Io sono un paragone.

Il gioco più perverso che siamo soliti mettere in campo, nelle dinamiche sociali, è quello di osservare, con sagace spirito critico, l’agire di chi ci circonda. Così, con lieto e spassoso fare, diveniamo amabili o aspri giudici, capaci di sentenziare senza scrupolo, con tagliente o ingenua ironia.

Ci piace guardarci intorno, prendere le distanze, osservare, analizzare con meticoloso dettaglio, per effettuare comparazioni ed ottenere la giusta misura dei nostri credo e dei pensieri ricorrenti.

L’uomo non è in grado di autodefinirsi senza un termine di paragone.

Sin dall’infanzia, sa di dover fare i conti con uno sterminato stuolo di individui, pronti a mostrargli qual è il modo “giusto” di vivere. Dapprima i genitori lo incanalano in uno strettoia, con il miglior intento di renderlo un bambino “educato” e sano. Subito dopo, la scuola apre le porte ad uno stile competitivo e giudicante, ponendolo innanzi ad una “corte suprema”, pronta a formulare diversi verdetti, giorno dopo giorno, anno dopo anno.

In seguito, viene immesso in ingranaggi sempre più contorti e stretti: il mondo del lavoro, l’alternarsi di amicizie, il susseguirsi di rapporti sentimentali. La vita appare come un caotico percorso, ove l’esterno impatta sull’interno senza alcuna pietà, mostrando tutta la sua sottile perfidia. Sembra abbia come unico obiettivo quello di soppiantare l’essenza umana, sino al suo più fragile osso.

Siamo dei piccoli Pinocchio, plasmati da un Geppetto sapiente, armato di intenti benevoli (!?). Siamo buffi burattini pronti a mentire pur di godere dei piaceri della vita. Siamo simpatiche marionette in attesa della fata Turchina, l’unica che, con un tocco di bacchetta magica, potrà svelare chi siamo “davvero”, gettando via la falsa e stantia superficie di legno.

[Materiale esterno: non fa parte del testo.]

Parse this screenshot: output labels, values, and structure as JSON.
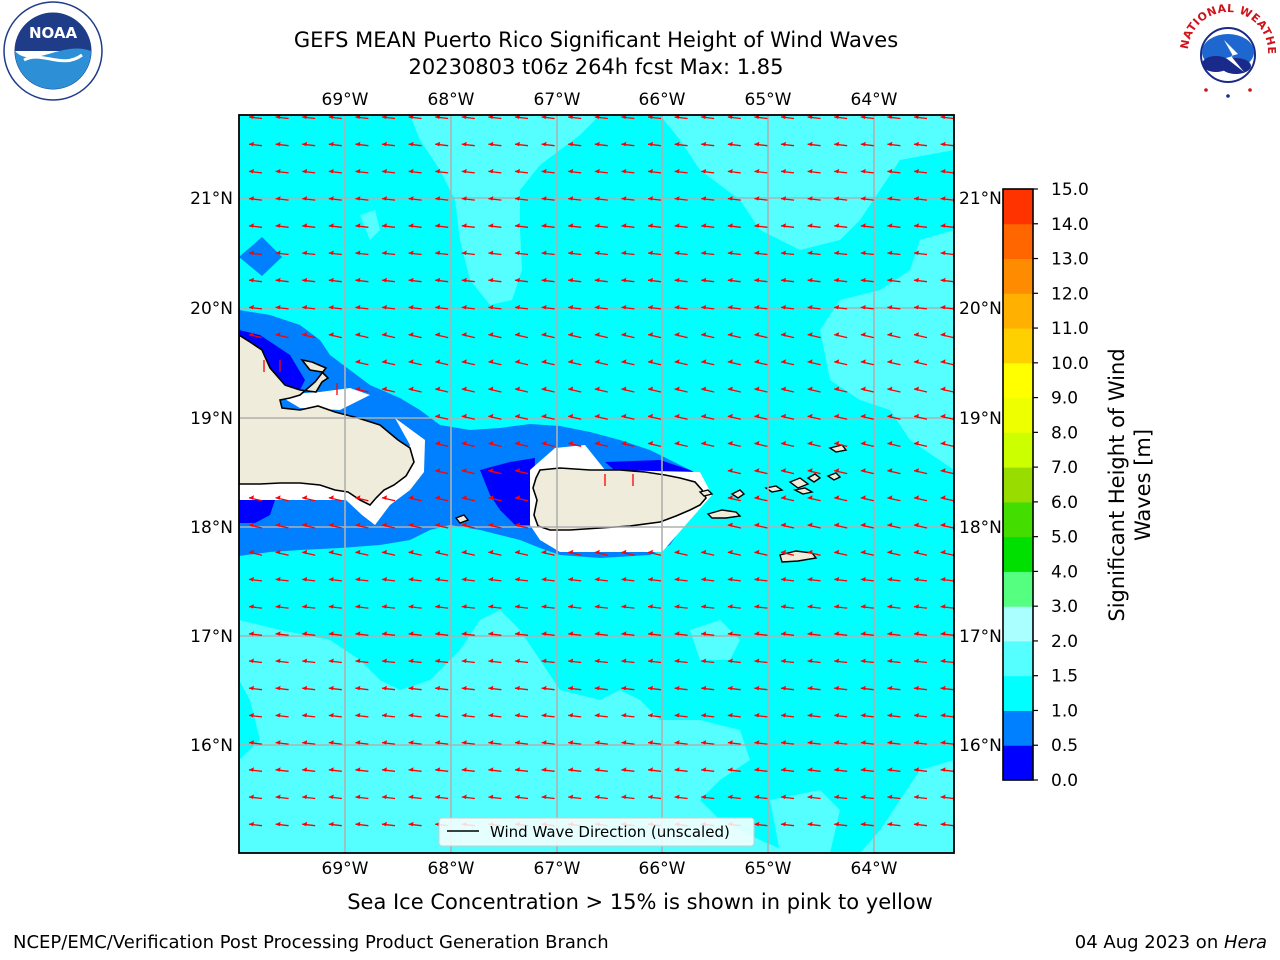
{
  "title": {
    "line1": "GEFS MEAN Puerto Rico Significant Height of Wind Waves",
    "line2": "20230803 t06z 264h fcst   Max: 1.85"
  },
  "logos": {
    "left": {
      "name": "noaa-logo",
      "text": "NOAA",
      "ring_text": "NATIONAL OCEANIC AND ATMOSPHERIC ADMINISTRATION · U.S. DEPARTMENT OF COMMERCE"
    },
    "right": {
      "name": "nws-logo",
      "ring_text": "NATIONAL WEATHER SERVICE"
    }
  },
  "map": {
    "lon_labels": [
      "69°W",
      "68°W",
      "67°W",
      "66°W",
      "65°W",
      "64°W"
    ],
    "lat_labels": [
      "21°N",
      "20°N",
      "19°N",
      "18°N",
      "17°N",
      "16°N"
    ],
    "legend_label": "Wind Wave Direction (unscaled)",
    "colors": {
      "ocean_1_0_1_5": "#00ffff",
      "ocean_1_5_2_0": "#55ffff",
      "ocean_0_5_1_0": "#0080ff",
      "ocean_0_0_0_5": "#0000ff",
      "land": "#efecdc",
      "arrow": "#ff0000"
    }
  },
  "colorbar": {
    "label": "Significant Height of Wind Waves [m]",
    "label_line1": "Significant Height of Wind",
    "label_line2": "Waves [m]",
    "ticks": [
      "15.0",
      "14.0",
      "13.0",
      "12.0",
      "11.0",
      "10.0",
      "9.0",
      "8.0",
      "7.0",
      "6.0",
      "5.0",
      "4.0",
      "3.0",
      "2.0",
      "1.5",
      "1.0",
      "0.5",
      "0.0"
    ],
    "colors": [
      "#0000ff",
      "#0080ff",
      "#00ffff",
      "#55ffff",
      "#aaffff",
      "#55ff80",
      "#00e000",
      "#44dd00",
      "#99dd00",
      "#ccff00",
      "#eeff00",
      "#ffff00",
      "#ffd000",
      "#ffb000",
      "#ff8c00",
      "#ff6600",
      "#ff3300",
      "#ff0000"
    ]
  },
  "ice_note": "Sea Ice Concentration > 15% is shown in pink to yellow",
  "footer": {
    "left": "NCEP/EMC/Verification Post Processing Product Generation Branch",
    "right_prefix": "04 Aug 2023 on ",
    "right_host": "Hera"
  }
}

Questo è il triste, eppur realistico, scenario nel quale siamo quotidianamente immersi. Siamo il risultato di un feedback costante. Ci percepiamo secondo le caratteristiche che ci raccontano dall’esterno.

Ci sentiamo come gli altri ci vedono. Ci vediamo come gli altri ci vogliono.

Ma in fondo, CHI SIAMO VERAMENTE?

Per divenire artefici di questa scoperta, che ci riguarda in prima persona, non dobbiamo fare altro che il più semplice e scontato dei gesti: “guardarci allo specchio”.

Partendo dal presupposto che la realtà circostante non è altro che un enorme specchio, in grado di riflettere le molteplici sfaccettature individuali, possiamo ricostruire il VERO IO attraverso un cammino fatto di osservazione, dapprima comparativa e successivamente isolata ed asettica.

Spesso disistima o profonda insicurezza, portano a percorrere strade ed atteggiamenti già tracciati, al fine di deresponsabilizzarsi e omologarsi, per liberarsi da una presa di coscienza troppo dura da tollerare.

E’, invece, necessario saper vivere, la propria quotidianità, svuotandosi dal sistema di “credo” che ci viene imposto.


Quindi i primi passi potrebbero essere questi:

1) OSSERVARE L’ESTERNO

2) CONFRONTARLO CON IL NOSTRO PERCEPITO

3) LIBERARCENE!!!

4) GUARDARE IL NUOVO SCENARIO

5) SCOPRIRE LA NOSTRA VERA ESSENZA, QUELLA “LIBERA” DA CONDIZIONAMENTI ESTERNI.

Un cammino non semplice, dal risultato stupefacente!